It was not a good week for state Rep. Tommy Benton (R-Jefferson).

The North Georgia legislator lost two important committee posts because he just won’t stop talking nonsense about the Civil War.

Benton, you see, is a staunch supporter of the Confederate States of America, a stance that has long been a source of controversy because he also does such things as introduce bills to establish a Confederate History Month.

But after he recently circulated an article among his legislative colleagues that claimed slavery was not a cause of the Civil War, House Speaker David Ralston (R-Blue Ridge) finally removed Benton from two committee posts.

Ralston replaced Benton as chairman of the Human Relations & Aging Committee with Rep. Eddie Lumsden (R-Armuchee). 

Ralston also announced that he had “reconstituted” the membership of a study committee on civics education, replacing Benton on that panel with Rep. Brooks Coleman (R-Duluth).

It wasn’t the first such dustup for Benton, who spent 30 years teaching Georgia and American history to school kids before he retired and ran for the General Assembly in 2004.

In the 2016 session, he sponsored a bill that would have required the state to formally recognize Confederate Memorial Day and Robert E. Lee’s birthday as public holidays, a constitutional amendment that would protect Stone Mountain as a Confederate memorial, and another bill that would require street names changed since 1968 to revert back to their former names if the prior name had honored a Civil War veteran.

That name change bill, if it had passed into law, would have required that a portion of Martin Luther King Jr. Boulevard in Atlanta revert back to the name Gordon Road, which at one time memorialized Confederate Gen. John B. Gordon.

In the face of public protest, Benton withdrew all three bills and none of them got a committee vote.

There were calls at that time for Ralston to remove Benton as a committee chairman, but the speaker instead delivered a verbal rebuke: “While we are mindful of our history, the business of the General Assembly isn’t in rewriting or reinterpreting the past, but rather to focus on improving Georgia’s future.”

It was during that same session that Benton defended the activities of the Ku Klux Klan in an interview with a newspaper reporter, contending that the Klan “was not so much a racist thing but a vigilante thing to keep law and order. . . . I’m not saying what they did was right. It’s just the way things were.”

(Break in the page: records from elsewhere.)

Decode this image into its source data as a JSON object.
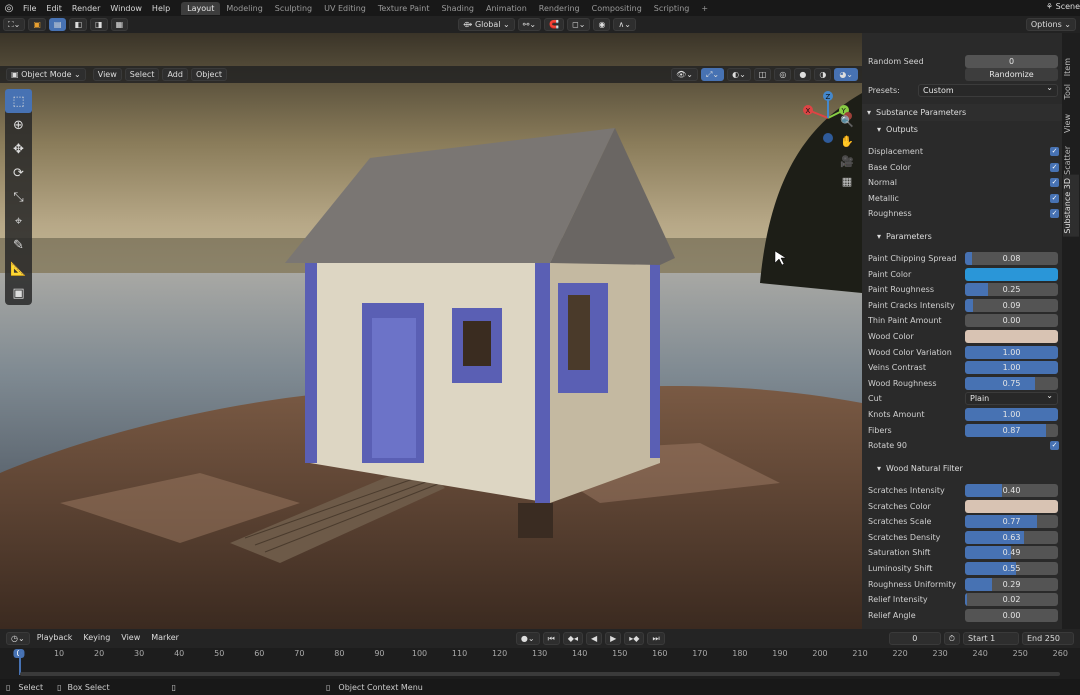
{
  "menubar": {
    "items": [
      "File",
      "Edit",
      "Render",
      "Window",
      "Help"
    ],
    "workspaces": [
      "Layout",
      "Modeling",
      "Sculpting",
      "UV Editing",
      "Texture Paint",
      "Shading",
      "Animation",
      "Rendering",
      "Compositing",
      "Scripting"
    ],
    "active_workspace": "Layout",
    "add_tab": "+",
    "scene_label": "Scene"
  },
  "header": {
    "transform": "Global",
    "options": "Options"
  },
  "viewport_header": {
    "mode": "Object Mode",
    "menus": [
      "View",
      "Select",
      "Add",
      "Object"
    ]
  },
  "gizmo": {
    "x": "X",
    "y": "Y",
    "z": "Z"
  },
  "npanel": {
    "tabs": [
      "Item",
      "Tool",
      "View",
      "Scatter",
      "Substance 3D"
    ],
    "active_tab": "Substance 3D",
    "random_seed_label": "Random Seed",
    "random_seed_value": "0",
    "randomize_label": "Randomize",
    "presets_label": "Presets:",
    "presets_value": "Custom",
    "substance_params_title": "Substance Parameters",
    "outputs_title": "Outputs",
    "outputs": [
      {
        "label": "Displacement",
        "checked": true
      },
      {
        "label": "Base Color",
        "checked": true
      },
      {
        "label": "Normal",
        "checked": true
      },
      {
        "label": "Metallic",
        "checked": true
      },
      {
        "label": "Roughness",
        "checked": true
      }
    ],
    "parameters_title": "Parameters",
    "parameters": [
      {
        "label": "Paint Chipping Spread",
        "value": "0.08",
        "fill": 0.08,
        "kind": "slider"
      },
      {
        "label": "Paint Color",
        "value": "",
        "color": "#2a96d8",
        "kind": "color"
      },
      {
        "label": "Paint Roughness",
        "value": "0.25",
        "fill": 0.25,
        "kind": "slider"
      },
      {
        "label": "Paint Cracks Intensity",
        "value": "0.09",
        "fill": 0.09,
        "kind": "slider"
      },
      {
        "label": "Thin Paint Amount",
        "value": "0.00",
        "fill": 0,
        "kind": "slider"
      },
      {
        "label": "Wood Color",
        "value": "",
        "color": "#d8c3b3",
        "kind": "color"
      },
      {
        "label": "Wood Color Variation",
        "value": "1.00",
        "fill": 1,
        "kind": "slider"
      },
      {
        "label": "Veins Contrast",
        "value": "1.00",
        "fill": 1,
        "kind": "slider"
      },
      {
        "label": "Wood Roughness",
        "value": "0.75",
        "fill": 0.75,
        "kind": "slider"
      },
      {
        "label": "Cut",
        "value": "Plain",
        "kind": "select"
      },
      {
        "label": "Knots Amount",
        "value": "1.00",
        "fill": 1,
        "kind": "slider"
      },
      {
        "label": "Fibers",
        "value": "0.87",
        "fill": 0.87,
        "kind": "slider"
      },
      {
        "label": "Rotate 90",
        "value": "",
        "checked": true,
        "kind": "check"
      }
    ],
    "filter_title": "Wood Natural Filter",
    "filter": [
      {
        "label": "Scratches Intensity",
        "value": "0.40",
        "fill": 0.4,
        "kind": "slider"
      },
      {
        "label": "Scratches Color",
        "value": "",
        "color": "#d8c3b3",
        "kind": "color"
      },
      {
        "label": "Scratches Scale",
        "value": "0.77",
        "fill": 0.77,
        "kind": "slider"
      },
      {
        "label": "Scratches Density",
        "value": "0.63",
        "fill": 0.63,
        "kind": "slider"
      },
      {
        "label": "Saturation Shift",
        "value": "0.49",
        "fill": 0.49,
        "kind": "slider"
      },
      {
        "label": "Luminosity Shift",
        "value": "0.55",
        "fill": 0.55,
        "kind": "slider"
      },
      {
        "label": "Roughness Uniformity",
        "value": "0.29",
        "fill": 0.29,
        "kind": "slider"
      },
      {
        "label": "Relief Intensity",
        "value": "0.02",
        "fill": 0.02,
        "kind": "slider"
      },
      {
        "label": "Relief Angle",
        "value": "0.00",
        "fill": 0,
        "kind": "slider"
      }
    ]
  },
  "timeline": {
    "menus": [
      "Playback",
      "Keying",
      "View",
      "Marker"
    ],
    "current_frame": "0",
    "start_label": "Start",
    "start_value": "1",
    "end_label": "End",
    "end_value": "250",
    "ticks": [
      "0",
      "10",
      "20",
      "30",
      "40",
      "50",
      "60",
      "70",
      "80",
      "90",
      "100",
      "110",
      "120",
      "130",
      "140",
      "150",
      "160",
      "170",
      "180",
      "190",
      "200",
      "210",
      "220",
      "230",
      "240",
      "250",
      "260"
    ]
  },
  "status": {
    "select": "Select",
    "box_select": "Box Select",
    "context_menu": "Object Context Menu"
  },
  "colors": {
    "accent": "#4772b3",
    "paint": "#2a96d8",
    "wood": "#d8c3b3"
  }
}
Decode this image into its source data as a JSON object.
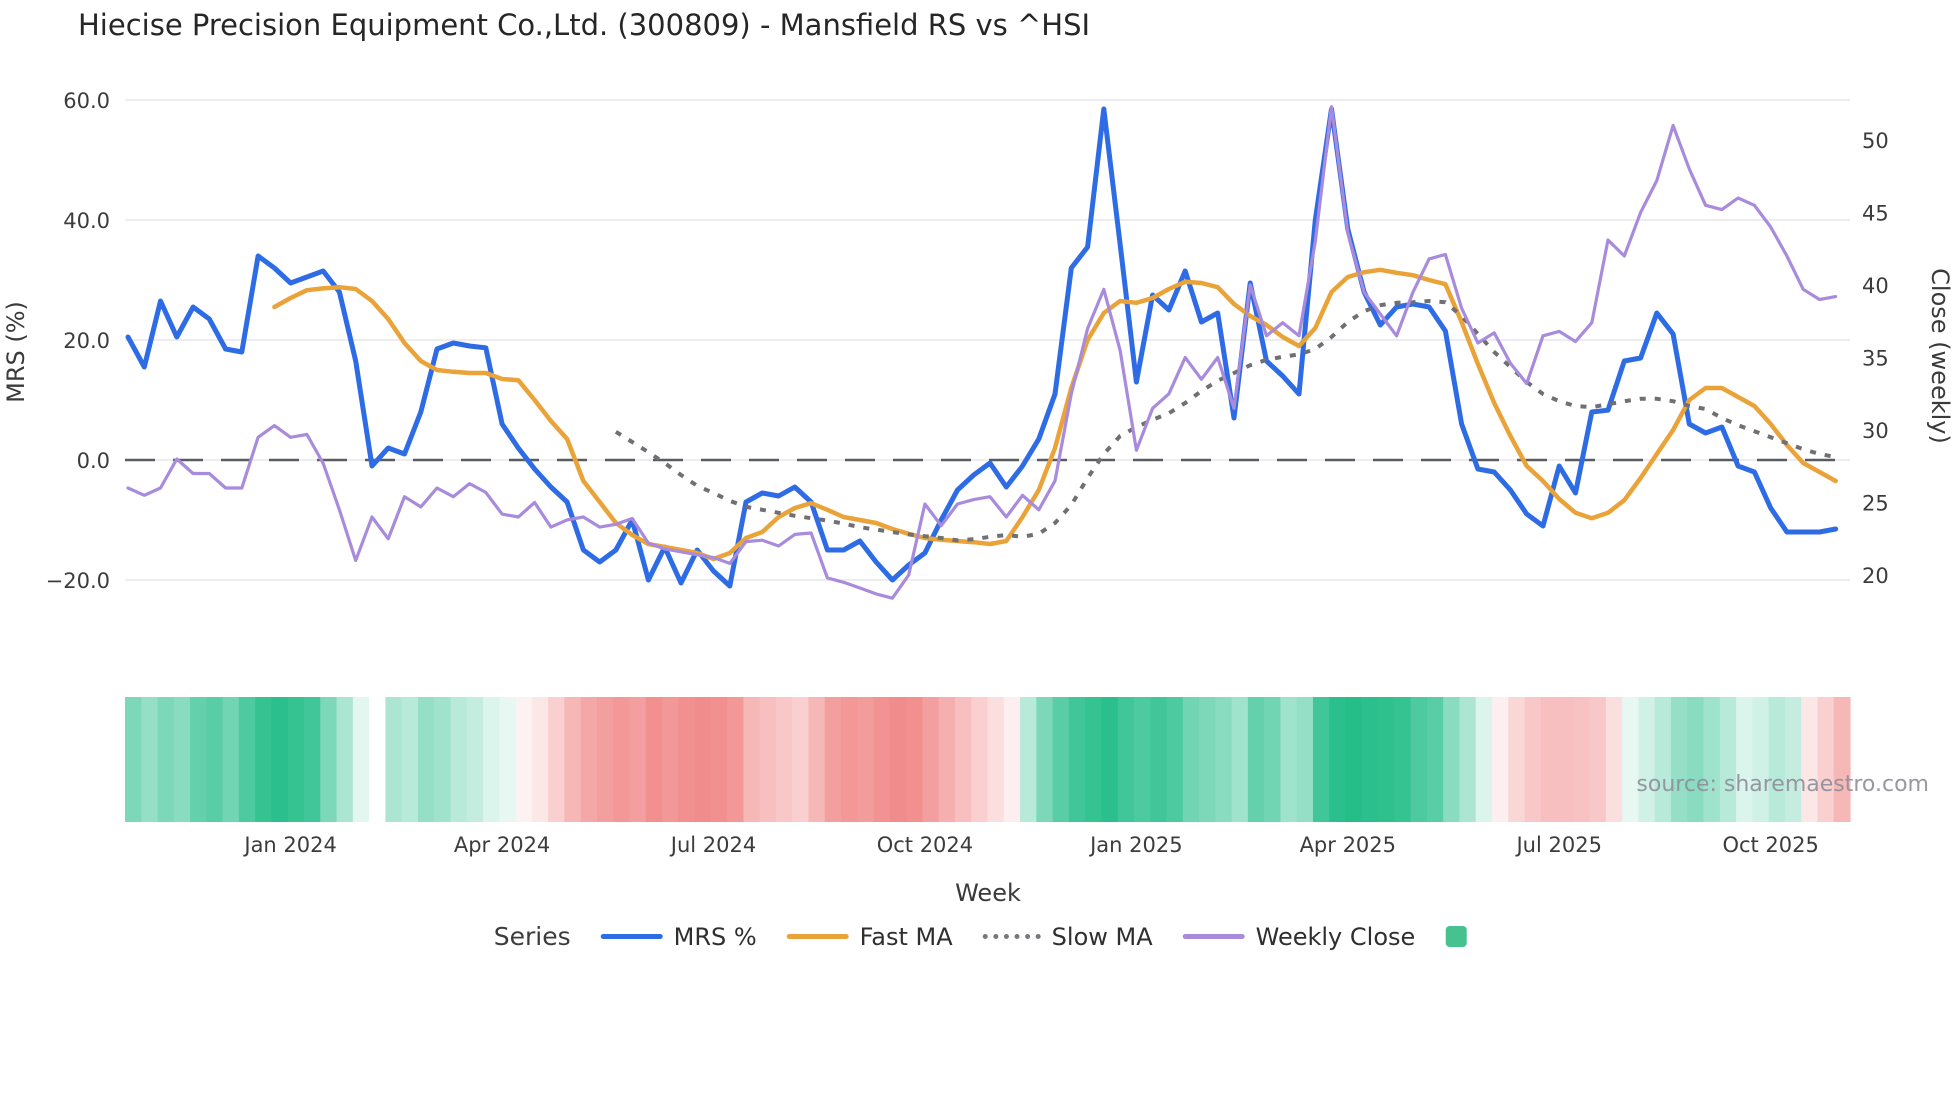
{
  "header": {
    "title": "Hiecise Precision Equipment Co.,Ltd. (300809) - Mansfield RS vs ^HSI"
  },
  "source_note": "source: sharemaestro.com",
  "legend": {
    "title": "Series",
    "items": [
      {
        "label": "MRS %",
        "swatch": "line",
        "color": "#2e6ce5"
      },
      {
        "label": "Fast MA",
        "swatch": "line",
        "color": "#eaa339"
      },
      {
        "label": "Slow MA",
        "swatch": "dotted",
        "color": "#77777c"
      },
      {
        "label": "Weekly Close",
        "swatch": "line",
        "color": "#a88bdc"
      },
      {
        "label": "",
        "swatch": "square",
        "color": "#45c28f"
      }
    ]
  },
  "chart_data": {
    "type": "line",
    "title": "Hiecise Precision Equipment Co.,Ltd. (300809) - Mansfield RS vs ^HSI",
    "xlabel": "Week",
    "x_tick_labels": [
      "Jan 2024",
      "Apr 2024",
      "Jul 2024",
      "Oct 2024",
      "Jan 2025",
      "Apr 2025",
      "Jul 2025",
      "Oct 2025"
    ],
    "x_tick_weeks": [
      10,
      23,
      36,
      49,
      62,
      75,
      88,
      101
    ],
    "weeks_total": 106,
    "grid": true,
    "y_left": {
      "label": "MRS (%)",
      "tick_labels": [
        "60.0",
        "40.0",
        "20.0",
        "0.0",
        "−20.0"
      ],
      "tick_values": [
        60,
        40,
        20,
        0,
        -20
      ],
      "zero_line": 0,
      "range": [
        -25,
        62
      ]
    },
    "y_right": {
      "label": "Close (weekly)",
      "tick_labels": [
        "50",
        "45",
        "40",
        "35",
        "30",
        "25",
        "20"
      ],
      "tick_values": [
        50,
        45,
        40,
        35,
        30,
        25,
        20
      ],
      "range": [
        18,
        53
      ]
    },
    "series": [
      {
        "name": "MRS %",
        "axis": "left",
        "color": "#2e6ce5",
        "style": "solid",
        "width": 5,
        "values": [
          20.5,
          15.5,
          26.5,
          20.5,
          25.5,
          23.5,
          18.5,
          18.0,
          34.0,
          32.0,
          29.5,
          30.5,
          31.5,
          28.0,
          16.5,
          -1.0,
          2.0,
          1.0,
          8.0,
          18.5,
          19.5,
          19.0,
          18.7,
          6.0,
          2.0,
          -1.5,
          -4.5,
          -7.0,
          -15.0,
          -17.0,
          -15.0,
          -10.0,
          -20.0,
          -14.5,
          -20.5,
          -15.0,
          -18.5,
          -21.0,
          -7.0,
          -5.5,
          -6.0,
          -4.5,
          -7.0,
          -15.0,
          -15.0,
          -13.5,
          -17.0,
          -20.0,
          -17.5,
          -15.5,
          -10.0,
          -5.0,
          -2.5,
          -0.5,
          -4.5,
          -1.0,
          3.5,
          11.0,
          32.0,
          35.5,
          58.5,
          36.0,
          13.0,
          27.5,
          25.0,
          31.5,
          23.0,
          24.5,
          7.0,
          29.5,
          16.5,
          14.0,
          11.0,
          40.0,
          58.5,
          38.5,
          28.0,
          22.5,
          25.5,
          26.0,
          25.5,
          21.5,
          6.0,
          -1.5,
          -2.0,
          -5.0,
          -9.0,
          -11.0,
          -1.0,
          -5.5,
          8.0,
          8.3,
          16.5,
          17.0,
          24.5,
          21.0,
          6.0,
          4.5,
          5.5,
          -1.0,
          -2.0,
          -8.0,
          -12.0,
          -12.0,
          -12.0,
          -11.5
        ]
      },
      {
        "name": "Fast MA",
        "axis": "left",
        "color": "#eaa339",
        "style": "solid",
        "width": 4.5,
        "values": [
          null,
          null,
          null,
          null,
          null,
          null,
          null,
          null,
          null,
          25.5,
          27.0,
          28.3,
          28.6,
          28.8,
          28.5,
          26.5,
          23.5,
          19.5,
          16.5,
          15.0,
          14.7,
          14.5,
          14.5,
          13.5,
          13.3,
          10.0,
          6.5,
          3.5,
          -3.5,
          -7.0,
          -10.5,
          -12.5,
          -14.0,
          -14.5,
          -15.0,
          -15.5,
          -16.5,
          -15.5,
          -13.0,
          -12.0,
          -9.5,
          -8.0,
          -7.2,
          -8.3,
          -9.5,
          -10.0,
          -10.5,
          -11.5,
          -12.3,
          -13.0,
          -13.3,
          -13.5,
          -13.7,
          -14.0,
          -13.5,
          -9.5,
          -5.0,
          2.0,
          12.0,
          20.0,
          24.5,
          26.5,
          26.2,
          27.0,
          28.5,
          29.7,
          29.5,
          28.8,
          26.0,
          24.0,
          22.5,
          20.5,
          19.0,
          22.0,
          28.0,
          30.5,
          31.3,
          31.7,
          31.2,
          30.8,
          30.0,
          29.3,
          23.0,
          16.0,
          9.5,
          4.0,
          -1.0,
          -3.5,
          -6.5,
          -8.8,
          -9.7,
          -8.8,
          -6.7,
          -3.0,
          1.0,
          5.0,
          10.0,
          12.0,
          12.0,
          10.5,
          9.0,
          6.0,
          2.5,
          -0.5,
          -2.0,
          -3.5
        ]
      },
      {
        "name": "Slow MA",
        "axis": "left",
        "color": "#6f6f74",
        "style": "dotted",
        "width": 4,
        "values": [
          null,
          null,
          null,
          null,
          null,
          null,
          null,
          null,
          null,
          null,
          null,
          null,
          null,
          null,
          null,
          null,
          null,
          null,
          null,
          null,
          null,
          null,
          null,
          null,
          null,
          null,
          null,
          null,
          null,
          null,
          4.7,
          3.0,
          1.3,
          -0.5,
          -2.5,
          -4.3,
          -5.5,
          -6.8,
          -7.8,
          -8.3,
          -8.8,
          -9.3,
          -9.7,
          -10.1,
          -10.6,
          -11.2,
          -11.6,
          -12.0,
          -12.4,
          -12.7,
          -13.0,
          -13.4,
          -13.2,
          -12.8,
          -12.5,
          -12.8,
          -12.3,
          -10.5,
          -7.5,
          -3.0,
          1.0,
          4.0,
          5.5,
          6.7,
          7.8,
          9.5,
          11.5,
          13.2,
          14.5,
          15.8,
          16.7,
          17.2,
          17.6,
          18.5,
          20.5,
          23.0,
          24.8,
          25.8,
          26.2,
          26.3,
          26.5,
          26.3,
          24.0,
          21.0,
          18.0,
          15.5,
          13.0,
          11.0,
          9.8,
          9.0,
          8.8,
          9.3,
          9.8,
          10.2,
          10.2,
          9.8,
          9.0,
          8.5,
          7.0,
          5.8,
          4.8,
          3.8,
          2.8,
          1.8,
          1.0,
          0.5
        ]
      },
      {
        "name": "Weekly Close",
        "axis": "right",
        "color": "#a88bdc",
        "style": "solid",
        "width": 3.2,
        "values": [
          26.0,
          25.5,
          26.0,
          28.0,
          27.0,
          27.0,
          26.0,
          26.0,
          29.5,
          30.3,
          29.5,
          29.7,
          27.7,
          24.5,
          21.0,
          24.0,
          22.5,
          25.4,
          24.7,
          26.0,
          25.4,
          26.3,
          25.7,
          24.2,
          24.0,
          25.0,
          23.3,
          23.8,
          24.0,
          23.3,
          23.5,
          23.9,
          22.2,
          21.8,
          21.6,
          21.4,
          21.2,
          20.8,
          22.3,
          22.4,
          22.0,
          22.8,
          22.9,
          19.8,
          19.5,
          19.1,
          18.7,
          18.4,
          20.0,
          24.9,
          23.4,
          24.9,
          25.2,
          25.4,
          24.0,
          25.5,
          24.5,
          26.5,
          32.5,
          37.0,
          39.7,
          35.5,
          28.6,
          31.5,
          32.5,
          35.0,
          33.5,
          35.0,
          31.5,
          40.0,
          36.5,
          37.4,
          36.5,
          43.0,
          52.3,
          43.6,
          39.5,
          38.0,
          36.5,
          39.5,
          41.8,
          42.1,
          38.4,
          36.0,
          36.7,
          34.6,
          33.2,
          36.5,
          36.8,
          36.1,
          37.4,
          43.1,
          42.0,
          45.0,
          47.2,
          51.0,
          48.0,
          45.5,
          45.2,
          46.0,
          45.5,
          44.0,
          42.0,
          39.7,
          39.0,
          39.2
        ]
      }
    ],
    "heatmap": {
      "positive_color": "#12b87f",
      "negative_color": "#ec5f5f",
      "neutral_color": "#ffffff",
      "values": [
        0.55,
        0.45,
        0.55,
        0.5,
        0.65,
        0.7,
        0.6,
        0.75,
        0.85,
        0.9,
        0.85,
        0.8,
        0.55,
        0.35,
        0.12,
        0,
        0.35,
        0.3,
        0.45,
        0.4,
        0.3,
        0.25,
        0.15,
        0.1,
        -0.08,
        -0.15,
        -0.3,
        -0.45,
        -0.55,
        -0.6,
        -0.65,
        -0.6,
        -0.7,
        -0.65,
        -0.7,
        -0.72,
        -0.7,
        -0.65,
        -0.45,
        -0.4,
        -0.35,
        -0.3,
        -0.45,
        -0.6,
        -0.65,
        -0.62,
        -0.68,
        -0.72,
        -0.7,
        -0.6,
        -0.5,
        -0.4,
        -0.3,
        -0.2,
        -0.1,
        0.3,
        0.55,
        0.7,
        0.8,
        0.85,
        0.9,
        0.8,
        0.75,
        0.8,
        0.75,
        0.6,
        0.55,
        0.5,
        0.4,
        0.65,
        0.6,
        0.4,
        0.45,
        0.8,
        0.9,
        0.92,
        0.9,
        0.88,
        0.85,
        0.75,
        0.7,
        0.5,
        0.35,
        0.15,
        -0.1,
        -0.25,
        -0.35,
        -0.4,
        -0.4,
        -0.38,
        -0.35,
        -0.2,
        0.1,
        0.2,
        0.3,
        0.45,
        0.5,
        0.4,
        0.3,
        0.15,
        0.2,
        0.3,
        0.25,
        -0.15,
        -0.3,
        -0.45
      ]
    },
    "colors": {
      "grid": "#ededf1",
      "zero_dash": "#595d63",
      "tick_text": "#3c3c3c"
    }
  }
}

Benton also said that attempts to remove Confederate statues and memorials amounted to “cultural terrorism.”

Benton’s view that slavery was not the cause of the Civil War is controversial for the simple reason that it is a denial of history – which sounds strange for someone whose career was spent teaching history. 

There is a small faction of white supremacists and “Lost Cause” supporters who avoid or deny completely the inconvenient fact of slavery, but most legitimate historians scoff at the notion.

From past experience, I know that after writing this column I will receive angry emails from these neo-Confederates calling me a “Yankee traitor” and “a disgrace to the white race.”

That’s fine – that goes with the territory.

Despite the Civil War controversies, Benton has done some good things as a lawmaker. 

He has been a strong supporter of the state’s public education system, which you’d expect from a retired teacher, and he has also been a legislator who has the backbone to stand up against the House leadership and vote against their wishes on some favored bills. That kind of independence is refreshing to see.

If his constituents are unhappy with his job performance under the Gold Dome, it hasn’t shown at the ballot box. The last time Benton had opposition when he ran for reelection was in 2006.

But Benton has this blind spot about the Civil War that leaves a blot on his entire political career. For whatever reason, he cannot bring himself to see the truth about the most tragic conflict in this nation’s history.

Unfortunately, there are still too many people who won’t stop fighting the Civil War, even though it’s been 152 years since Lee surrendered to Grant at Appomattox Court House.